Ensino domiciliar em questão no Brasil

Enviada em 15/10/2019

Aprendizagem além do livro

A Constituição Federal, promulgada em 1988, prevê o direito a educação, desde então, o ensino brasileiro tem sido transformado com a historiografia. Assim sendo, a aprendizagem domiciliar tornou-se pauta nacional, o que pode tornar uma problemática a ser enfrentada, ora sendo responsável por ceifar a experiência necessária para construção do indivíduo, ora por facilitar a perpetuação de ideologias preconceituosas.

Em primeiro plano, é necessário reconhecer que a socialização e o convívio escolar é fundamental para a construção individual. Nesse sentido, a filosofia aristotélica ressalta a importância da participação das experiências para a construção do mundo sensível. Isto é, o processo de aprendizagem, não se dará apenas com o ensino, mas também, por meio das experiências e sensações que são atribuídas no convívio em sala de aula. Desse modo, impedir o estudante de frequentar o ambiente escolar, é ceifar seu campo de experiência e, delimitar seu mundo sensível.

Em segundo plano, cabe ainda ressaltar que, ao restringir a educação ao ambiente familiar, propicia-se que somente a visão de mundo do responsável seja repassada ao estudante. Nesse viés, analogamente a Immanuel Kant, o homem se torna aquilo que a educação faz dele.
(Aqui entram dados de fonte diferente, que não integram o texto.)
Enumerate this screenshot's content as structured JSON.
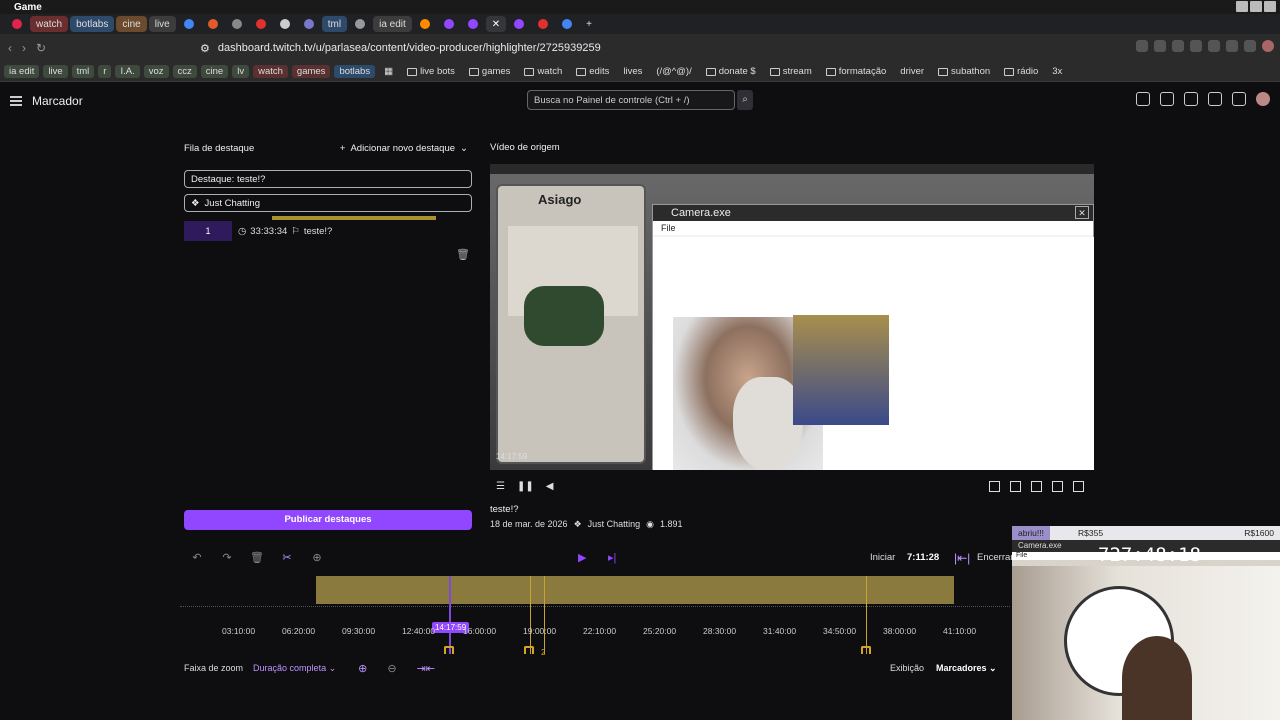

Logo, se o mentor possuir preceitos incompatíveis com a moral ética, a educação por ele transmitida, formará homens que seguirão tais princípios.

Infere-se, portanto, que a educação familiar possui uma íntima relação com aspectos que prejudicam a aprendizagem. Por isso, cabe aos pais - que optarem por esse sistema de ensino - garantir que seus filhos não sofram nenhum tipo de desvantagem. Assim sendo, é fundamental que garantam oportunidades para que os estudantes tenha experiências sociais, por meio de atividades extracurriculares, bem como, grupo de escoteiros, aulas de futebol ou dança. Sob essa ótica, salvaguardar-se-á as experiências necessárias para a construção do homem social, e os direitos previstos na Constituição continuarão preservados.